Un premier chapitre, intitulé «Autobiographie», retrace, au gré des confidences, l’itinéraire du réalisateur tour à tour enfant turbulent, critique autodidacte à la dent dure, et bien sûr brillant cinéaste, ami de Renoir et de Hitchcock, réclamant la «fermeture» du Festival de Cannes en 1968 et n’hésitant pas à descendre dans la rue pour vendre La Cause du Peuple dans la rue aux côtés de Jean Paul Sartre et Simone de Beauvoir en juin 1970. Le second chapitre, qui constitue en fait le corps de l’ouvrage, est un recueil de vingt-cinq monographies consacrées aux films réalisés par Truffaut, depuis Une visite, sorti en salle en 1954, jusqu’à son ultime opus, Vivement Dimanche !, sur les écrans en 1983. Au fil de ces pages, très richement illustrées, le cinéaste explique ses choix cinématographiques, pourquoi il a choisi de mettre en scène tel scénario, livre des anecdotes sur les circonstances des tournages, les raisons de ces choix de tel acteur ou telle actrice et rend compte des rapports qu’il entretenait avec eux. Mais les confidences de Truffaut dépassent cette seule dimension anecdotique. Les dossiers de presse accompagnant les films mais aussi les interviews données sur le moment ou a posteriori dévoilent ce qu’il estimait être la signification profonde de ses films, leur place dans son propre cheminement esthétique et intellectuel, ses regrets aussi…

C’est néanmoins dans le troisième chapitre, plus bref, intitulé «Le cinéma selon Truffaut, la théorie et la pratique», que s’exprime le mieux le regard du cinéaste. Il cesse alors d'évoquer ses films pour parler du septième art. Dans une série de courts paragraphes, extraits une nouvelle fois d’interviews, Truffaut s’exprime sur des sujets aussi divers que l’improvisation, le métier de producteur, les films de propagande, les rapports entre le cinéma et les arts plastiques, la musique… Loisir est laissé au lecteur de collecter les pièces de ce puzzle et d’essayer de reconstituer la vision du cinéma, qui sous-entend le propos du cinéaste. Attention alors de ne pas durcir ni dévoyer la pensée de Truffaut. Dans ces extraits, c’est bien un point de vue sur le cinéma qui s’exprime et non une théorie, et le réalisateur prend bien soin de le souligner : préférant laisser le rôle de théoricien à d’autres, il note : «Si moi, Truffaut, je suis un cinéaste sans théories, c’est que je trouve que toutes les théories sont bonnes». Le cinéma de Truffaut est avant tout un cinéma d’auteur, de créateur, mais sans visée idéologique ou théorique particulière : la volonté de faire école s’efface derrière la singularité de l’écriture individuelle.

Destiné à un large public, Truffaut par Truffaut est un très beau livre, émouvant, richement illustré, que l’on ne peut que vivement recommander.
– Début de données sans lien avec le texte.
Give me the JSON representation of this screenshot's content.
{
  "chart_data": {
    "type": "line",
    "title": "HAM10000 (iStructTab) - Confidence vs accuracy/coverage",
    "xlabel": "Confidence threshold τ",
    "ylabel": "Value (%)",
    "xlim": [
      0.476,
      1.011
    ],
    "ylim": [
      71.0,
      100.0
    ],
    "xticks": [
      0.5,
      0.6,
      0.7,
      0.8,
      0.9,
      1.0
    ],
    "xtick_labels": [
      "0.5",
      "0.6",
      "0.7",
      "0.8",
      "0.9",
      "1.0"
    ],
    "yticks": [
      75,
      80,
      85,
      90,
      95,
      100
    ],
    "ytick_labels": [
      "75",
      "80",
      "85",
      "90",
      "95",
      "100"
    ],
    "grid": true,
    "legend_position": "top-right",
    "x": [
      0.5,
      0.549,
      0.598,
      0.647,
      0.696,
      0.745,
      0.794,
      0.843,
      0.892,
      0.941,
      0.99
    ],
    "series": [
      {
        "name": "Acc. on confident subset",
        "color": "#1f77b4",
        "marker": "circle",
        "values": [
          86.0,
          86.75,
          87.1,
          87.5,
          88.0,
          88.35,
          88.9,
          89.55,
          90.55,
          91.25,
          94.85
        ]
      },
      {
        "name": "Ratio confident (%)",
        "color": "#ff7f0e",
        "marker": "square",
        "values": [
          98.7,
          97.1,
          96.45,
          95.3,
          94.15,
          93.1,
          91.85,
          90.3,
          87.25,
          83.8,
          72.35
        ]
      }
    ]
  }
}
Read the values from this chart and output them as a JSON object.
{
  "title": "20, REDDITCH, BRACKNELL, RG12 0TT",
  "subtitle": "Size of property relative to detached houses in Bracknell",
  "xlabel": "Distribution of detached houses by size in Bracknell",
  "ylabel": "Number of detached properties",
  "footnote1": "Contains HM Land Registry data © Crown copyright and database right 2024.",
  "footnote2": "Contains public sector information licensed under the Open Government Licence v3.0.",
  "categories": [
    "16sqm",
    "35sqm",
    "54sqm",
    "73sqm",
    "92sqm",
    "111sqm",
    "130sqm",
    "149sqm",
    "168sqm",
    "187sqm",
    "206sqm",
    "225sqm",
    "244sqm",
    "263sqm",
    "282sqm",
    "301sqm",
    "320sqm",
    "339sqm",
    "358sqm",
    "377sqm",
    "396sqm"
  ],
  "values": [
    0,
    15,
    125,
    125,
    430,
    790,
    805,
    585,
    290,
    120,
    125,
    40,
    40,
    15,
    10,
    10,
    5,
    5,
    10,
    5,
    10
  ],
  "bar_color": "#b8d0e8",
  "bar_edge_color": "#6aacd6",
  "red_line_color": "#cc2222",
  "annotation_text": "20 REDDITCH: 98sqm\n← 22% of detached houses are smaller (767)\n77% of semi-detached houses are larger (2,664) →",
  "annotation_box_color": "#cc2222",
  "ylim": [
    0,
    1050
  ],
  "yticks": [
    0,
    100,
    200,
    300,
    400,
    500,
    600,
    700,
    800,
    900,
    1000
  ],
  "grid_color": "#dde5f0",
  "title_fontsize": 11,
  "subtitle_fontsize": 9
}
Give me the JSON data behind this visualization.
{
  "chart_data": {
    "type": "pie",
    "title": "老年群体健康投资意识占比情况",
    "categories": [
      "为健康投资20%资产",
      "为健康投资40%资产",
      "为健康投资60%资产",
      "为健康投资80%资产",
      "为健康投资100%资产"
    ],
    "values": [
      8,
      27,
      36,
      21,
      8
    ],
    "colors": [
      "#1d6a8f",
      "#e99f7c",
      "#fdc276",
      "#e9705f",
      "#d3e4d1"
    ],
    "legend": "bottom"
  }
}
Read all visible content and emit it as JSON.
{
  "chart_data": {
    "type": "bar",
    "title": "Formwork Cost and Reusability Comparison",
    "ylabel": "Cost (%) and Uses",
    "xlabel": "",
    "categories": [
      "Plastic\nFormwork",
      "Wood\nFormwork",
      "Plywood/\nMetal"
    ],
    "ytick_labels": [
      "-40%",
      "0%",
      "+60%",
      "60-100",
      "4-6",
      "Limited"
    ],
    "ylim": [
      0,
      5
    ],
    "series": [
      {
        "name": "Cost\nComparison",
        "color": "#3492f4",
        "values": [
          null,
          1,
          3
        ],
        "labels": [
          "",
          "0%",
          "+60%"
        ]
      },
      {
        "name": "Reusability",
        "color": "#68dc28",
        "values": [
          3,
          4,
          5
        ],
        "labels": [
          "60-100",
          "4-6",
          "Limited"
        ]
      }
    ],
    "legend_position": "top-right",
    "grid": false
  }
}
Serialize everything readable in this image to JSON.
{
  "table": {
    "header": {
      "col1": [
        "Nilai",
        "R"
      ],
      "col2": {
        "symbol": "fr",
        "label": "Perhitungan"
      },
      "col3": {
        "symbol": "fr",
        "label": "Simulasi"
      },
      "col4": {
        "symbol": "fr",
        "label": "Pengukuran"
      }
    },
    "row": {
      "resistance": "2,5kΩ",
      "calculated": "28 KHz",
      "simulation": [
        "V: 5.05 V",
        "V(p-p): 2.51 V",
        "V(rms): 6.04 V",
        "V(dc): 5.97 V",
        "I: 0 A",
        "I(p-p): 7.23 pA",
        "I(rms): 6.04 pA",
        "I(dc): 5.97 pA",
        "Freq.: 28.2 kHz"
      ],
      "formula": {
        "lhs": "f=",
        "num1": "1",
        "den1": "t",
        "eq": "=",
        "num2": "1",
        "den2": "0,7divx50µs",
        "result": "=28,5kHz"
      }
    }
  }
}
Si le choix, assumé par les concepteurs de l’ouvrage, de laisser la parole au cinéaste disparu, et donc de juxtaposer dans un même ouvrage des extraits d’articles ou d’interviews portant sur des sujets très diversifiés, implique un certain éclatement du propos, la qualité des photos, mais aussi l’acuité et la finesse du regard de Truffaut sur sa propre œuvre et sur le cinéma en général, font oublier ce léger désagrément. Lorsque les morts reviennent parler de leur vie et de leur œuvre, il serait vraiment injuste d’exiger d’eux un discours parfaitement construit et argumenté ; créer cette cohérence à leur place serait leur faire offense et, sans doute, trahir leur pensée. Acceptons donc ce livre tel qu’il est, et réjouissons-nous de l’occasion qui nous est donnée de lire ou de relire Truffaut.